In AppCacheManager, we have private variables that represent the data being cached and the timer that we are using to refresh the data.

Generally, we want to follow a code structure like this:

// the data being cached
private cachedSampleData: rawSampleDataType[] | null;

// timer that refreshes the cache
private sampleInterval: NodeJS.Timer | null;

We initialize everything to null in the constructor since nothing’s been fetched at that point.

constructor() {
        this.cachedSampleData = null;
        this.sampleInterval = null;
    };

For everything we cache, we need to define (at the very minimum) the following 3 methods within our class:

  • public getSampleData → a getter to get the cached data
  • public registerSampleCache → a method to register the cache
  • private fetchSampleData → a method to fetch data from source

public getSampleData

This is simply a getter that returns the cached data.

Generally, we want to follow a code structure like this:

public sampleGetter = async () => {

        if (!this.cachedSampleData) {
            await this.fetchSampleData();
        }

        return { 'sampleData': this.cachedSampleData};

    };

public registerSampleCache

This method is used to register the cache, that is, populate it.

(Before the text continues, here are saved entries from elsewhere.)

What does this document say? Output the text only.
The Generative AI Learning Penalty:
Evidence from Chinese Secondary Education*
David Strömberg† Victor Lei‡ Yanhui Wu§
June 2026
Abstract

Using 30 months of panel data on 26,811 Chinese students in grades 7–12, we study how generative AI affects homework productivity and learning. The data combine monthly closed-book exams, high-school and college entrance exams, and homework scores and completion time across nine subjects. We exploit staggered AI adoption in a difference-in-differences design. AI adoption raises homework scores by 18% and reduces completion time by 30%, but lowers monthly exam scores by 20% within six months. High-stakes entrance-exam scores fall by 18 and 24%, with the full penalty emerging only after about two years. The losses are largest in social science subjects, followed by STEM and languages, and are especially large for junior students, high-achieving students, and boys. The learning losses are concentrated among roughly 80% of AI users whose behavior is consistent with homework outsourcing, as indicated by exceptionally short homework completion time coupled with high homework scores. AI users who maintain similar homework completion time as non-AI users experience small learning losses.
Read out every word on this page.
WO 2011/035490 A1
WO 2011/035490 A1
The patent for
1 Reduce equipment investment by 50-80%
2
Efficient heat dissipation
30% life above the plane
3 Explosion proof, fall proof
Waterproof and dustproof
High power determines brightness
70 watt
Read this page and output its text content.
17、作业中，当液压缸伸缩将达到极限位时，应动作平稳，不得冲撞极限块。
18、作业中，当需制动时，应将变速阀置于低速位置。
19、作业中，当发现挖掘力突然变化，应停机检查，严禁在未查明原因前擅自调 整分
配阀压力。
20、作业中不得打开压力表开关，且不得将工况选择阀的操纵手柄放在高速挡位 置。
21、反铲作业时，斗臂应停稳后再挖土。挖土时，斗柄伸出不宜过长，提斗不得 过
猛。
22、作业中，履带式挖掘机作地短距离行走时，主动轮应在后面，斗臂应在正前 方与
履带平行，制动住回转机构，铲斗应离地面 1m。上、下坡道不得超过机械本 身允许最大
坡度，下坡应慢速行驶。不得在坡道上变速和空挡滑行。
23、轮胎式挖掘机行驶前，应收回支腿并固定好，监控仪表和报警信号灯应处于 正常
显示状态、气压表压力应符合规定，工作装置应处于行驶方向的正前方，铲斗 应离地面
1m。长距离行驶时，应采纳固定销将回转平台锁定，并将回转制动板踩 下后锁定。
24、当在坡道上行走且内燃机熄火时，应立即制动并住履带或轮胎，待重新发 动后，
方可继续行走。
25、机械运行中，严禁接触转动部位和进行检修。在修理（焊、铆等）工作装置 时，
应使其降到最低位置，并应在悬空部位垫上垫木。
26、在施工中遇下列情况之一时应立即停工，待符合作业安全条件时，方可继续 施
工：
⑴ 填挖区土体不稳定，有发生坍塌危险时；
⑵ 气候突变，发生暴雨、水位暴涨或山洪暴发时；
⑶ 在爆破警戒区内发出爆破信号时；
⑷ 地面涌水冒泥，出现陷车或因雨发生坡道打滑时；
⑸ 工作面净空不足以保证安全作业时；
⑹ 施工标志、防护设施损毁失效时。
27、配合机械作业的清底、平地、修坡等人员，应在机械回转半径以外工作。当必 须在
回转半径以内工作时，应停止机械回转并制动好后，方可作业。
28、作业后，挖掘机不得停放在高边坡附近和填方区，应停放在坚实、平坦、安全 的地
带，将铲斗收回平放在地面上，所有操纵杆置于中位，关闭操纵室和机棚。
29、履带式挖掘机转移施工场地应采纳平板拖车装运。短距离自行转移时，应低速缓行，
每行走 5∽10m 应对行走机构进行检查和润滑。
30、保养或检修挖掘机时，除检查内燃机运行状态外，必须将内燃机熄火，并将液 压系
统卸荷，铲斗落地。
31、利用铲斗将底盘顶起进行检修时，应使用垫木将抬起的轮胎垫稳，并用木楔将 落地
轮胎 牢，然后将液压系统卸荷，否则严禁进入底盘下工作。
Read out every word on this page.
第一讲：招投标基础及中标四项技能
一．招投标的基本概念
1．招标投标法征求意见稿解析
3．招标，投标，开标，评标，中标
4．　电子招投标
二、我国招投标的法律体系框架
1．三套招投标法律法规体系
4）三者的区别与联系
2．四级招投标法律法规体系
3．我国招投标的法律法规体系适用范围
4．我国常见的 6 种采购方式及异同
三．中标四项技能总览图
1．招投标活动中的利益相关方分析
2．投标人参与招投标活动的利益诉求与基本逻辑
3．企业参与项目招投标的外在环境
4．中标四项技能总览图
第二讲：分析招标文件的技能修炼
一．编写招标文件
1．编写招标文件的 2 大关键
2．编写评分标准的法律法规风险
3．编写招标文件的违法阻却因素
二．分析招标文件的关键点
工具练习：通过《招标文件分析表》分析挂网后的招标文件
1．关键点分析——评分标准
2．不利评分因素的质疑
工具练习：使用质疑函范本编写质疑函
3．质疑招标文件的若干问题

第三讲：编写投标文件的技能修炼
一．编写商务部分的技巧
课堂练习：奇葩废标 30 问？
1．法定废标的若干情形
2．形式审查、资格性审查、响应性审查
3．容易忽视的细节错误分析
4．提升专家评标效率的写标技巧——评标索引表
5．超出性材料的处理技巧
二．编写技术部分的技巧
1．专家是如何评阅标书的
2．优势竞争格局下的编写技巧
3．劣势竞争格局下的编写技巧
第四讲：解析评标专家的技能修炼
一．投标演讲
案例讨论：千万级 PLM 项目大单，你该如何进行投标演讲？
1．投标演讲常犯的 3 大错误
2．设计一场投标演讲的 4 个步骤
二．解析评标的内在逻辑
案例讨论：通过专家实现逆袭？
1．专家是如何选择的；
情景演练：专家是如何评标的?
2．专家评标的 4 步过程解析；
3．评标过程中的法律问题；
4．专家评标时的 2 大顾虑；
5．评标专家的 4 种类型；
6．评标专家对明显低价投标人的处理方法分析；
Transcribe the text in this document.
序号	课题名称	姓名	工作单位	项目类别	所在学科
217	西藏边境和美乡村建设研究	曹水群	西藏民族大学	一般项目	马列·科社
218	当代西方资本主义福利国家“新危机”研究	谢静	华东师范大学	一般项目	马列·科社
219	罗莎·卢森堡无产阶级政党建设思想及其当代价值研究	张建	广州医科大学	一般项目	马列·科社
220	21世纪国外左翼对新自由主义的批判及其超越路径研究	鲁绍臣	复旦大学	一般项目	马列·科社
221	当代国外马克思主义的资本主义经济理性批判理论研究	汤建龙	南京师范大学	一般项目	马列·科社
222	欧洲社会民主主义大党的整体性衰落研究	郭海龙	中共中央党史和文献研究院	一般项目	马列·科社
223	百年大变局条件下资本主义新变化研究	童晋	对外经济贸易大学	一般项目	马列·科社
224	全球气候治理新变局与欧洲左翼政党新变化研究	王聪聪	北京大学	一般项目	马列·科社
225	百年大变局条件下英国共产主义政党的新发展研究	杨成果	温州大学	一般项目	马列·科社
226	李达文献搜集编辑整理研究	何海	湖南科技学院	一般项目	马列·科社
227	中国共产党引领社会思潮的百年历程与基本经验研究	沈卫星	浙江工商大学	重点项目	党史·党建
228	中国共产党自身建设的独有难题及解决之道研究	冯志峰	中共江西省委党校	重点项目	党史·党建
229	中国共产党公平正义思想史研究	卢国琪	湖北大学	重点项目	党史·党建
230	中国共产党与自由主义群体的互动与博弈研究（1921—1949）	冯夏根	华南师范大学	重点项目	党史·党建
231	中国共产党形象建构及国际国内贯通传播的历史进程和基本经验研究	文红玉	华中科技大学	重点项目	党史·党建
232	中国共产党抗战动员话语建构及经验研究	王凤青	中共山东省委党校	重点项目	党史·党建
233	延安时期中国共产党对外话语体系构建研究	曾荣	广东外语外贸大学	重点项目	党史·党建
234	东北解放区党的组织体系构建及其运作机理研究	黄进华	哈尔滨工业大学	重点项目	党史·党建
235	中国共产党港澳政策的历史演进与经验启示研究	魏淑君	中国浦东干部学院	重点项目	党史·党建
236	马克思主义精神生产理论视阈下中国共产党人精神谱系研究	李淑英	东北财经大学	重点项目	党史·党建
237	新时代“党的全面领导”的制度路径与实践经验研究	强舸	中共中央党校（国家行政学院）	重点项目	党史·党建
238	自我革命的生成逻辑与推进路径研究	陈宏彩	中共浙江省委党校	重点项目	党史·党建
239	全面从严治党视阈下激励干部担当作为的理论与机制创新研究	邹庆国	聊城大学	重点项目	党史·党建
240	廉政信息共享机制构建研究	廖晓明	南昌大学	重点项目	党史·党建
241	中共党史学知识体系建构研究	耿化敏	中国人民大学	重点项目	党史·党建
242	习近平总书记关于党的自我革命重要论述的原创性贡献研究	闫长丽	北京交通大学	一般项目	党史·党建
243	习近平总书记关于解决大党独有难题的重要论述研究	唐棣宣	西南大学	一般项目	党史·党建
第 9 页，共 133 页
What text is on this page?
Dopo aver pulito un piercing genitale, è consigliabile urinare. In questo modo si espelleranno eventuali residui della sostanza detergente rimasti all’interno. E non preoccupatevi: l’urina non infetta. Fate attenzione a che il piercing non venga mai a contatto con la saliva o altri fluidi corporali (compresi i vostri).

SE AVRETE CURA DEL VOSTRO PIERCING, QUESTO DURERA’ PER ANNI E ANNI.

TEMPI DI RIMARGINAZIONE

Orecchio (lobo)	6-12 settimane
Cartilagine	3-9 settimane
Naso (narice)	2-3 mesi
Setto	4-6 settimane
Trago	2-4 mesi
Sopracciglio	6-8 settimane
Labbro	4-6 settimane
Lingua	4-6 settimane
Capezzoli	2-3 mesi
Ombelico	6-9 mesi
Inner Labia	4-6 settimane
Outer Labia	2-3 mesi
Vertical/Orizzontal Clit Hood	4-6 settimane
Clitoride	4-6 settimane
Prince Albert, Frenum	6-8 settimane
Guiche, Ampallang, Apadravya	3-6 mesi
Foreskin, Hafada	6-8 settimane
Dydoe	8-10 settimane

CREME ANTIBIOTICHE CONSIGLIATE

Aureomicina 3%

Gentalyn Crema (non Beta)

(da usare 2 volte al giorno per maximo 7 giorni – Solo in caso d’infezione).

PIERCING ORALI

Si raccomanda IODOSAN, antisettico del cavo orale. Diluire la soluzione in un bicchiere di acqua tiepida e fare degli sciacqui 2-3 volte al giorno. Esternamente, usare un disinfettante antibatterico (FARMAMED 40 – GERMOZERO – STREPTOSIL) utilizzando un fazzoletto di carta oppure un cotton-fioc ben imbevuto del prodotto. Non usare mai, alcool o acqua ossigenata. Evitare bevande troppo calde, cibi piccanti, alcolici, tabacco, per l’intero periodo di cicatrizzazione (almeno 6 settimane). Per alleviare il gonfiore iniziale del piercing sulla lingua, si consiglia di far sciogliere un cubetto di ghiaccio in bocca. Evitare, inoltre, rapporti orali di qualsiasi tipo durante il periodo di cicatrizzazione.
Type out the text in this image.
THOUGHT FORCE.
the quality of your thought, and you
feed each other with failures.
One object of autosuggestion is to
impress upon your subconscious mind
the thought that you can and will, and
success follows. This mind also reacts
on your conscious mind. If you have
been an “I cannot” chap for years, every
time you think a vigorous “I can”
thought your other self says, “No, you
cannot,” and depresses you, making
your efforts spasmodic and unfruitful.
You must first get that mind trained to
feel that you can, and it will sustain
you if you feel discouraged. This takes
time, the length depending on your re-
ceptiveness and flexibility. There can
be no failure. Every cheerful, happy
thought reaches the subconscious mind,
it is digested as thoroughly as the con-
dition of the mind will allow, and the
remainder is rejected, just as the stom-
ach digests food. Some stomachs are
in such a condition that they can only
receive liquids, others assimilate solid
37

We create a NodeJS timer object that gets stored in the class, that refreshes based on a specified refresh rate. After that time, the specified endpoint will be called again, updating the cache’s state.

Generally, we want to follow a code structure like this:

readonly sampleRefreshRate = 18000000; // 5 hours

...

public registerSampleCache = async () => {

        const sampleData = await this.fetchSampleData();

        if (sampleData) {
            this.cachedSampleData = sampleData;

        } else {
            return null;
        }

        this.sampleInterval = setInterval(async () => {

            const refreshedSampleData = await this.fetchSampleData();

            if (refreshedSampleData) {
                this.cachedSampleData = refreshedSampleData;
            }

        }, this.sampleRefreshRate);

        return this.sampleInterval;
};

private fetchSampleData

To update the cache, we will need some way to fetch data to populate it. This is simply a method(s) that fulfills this purpose.

We would advise against doing any manipulation methods within the cache, as it violates the open-close principle, unless dealing with a large volume of raw data. Try to move logical functions within Models instead.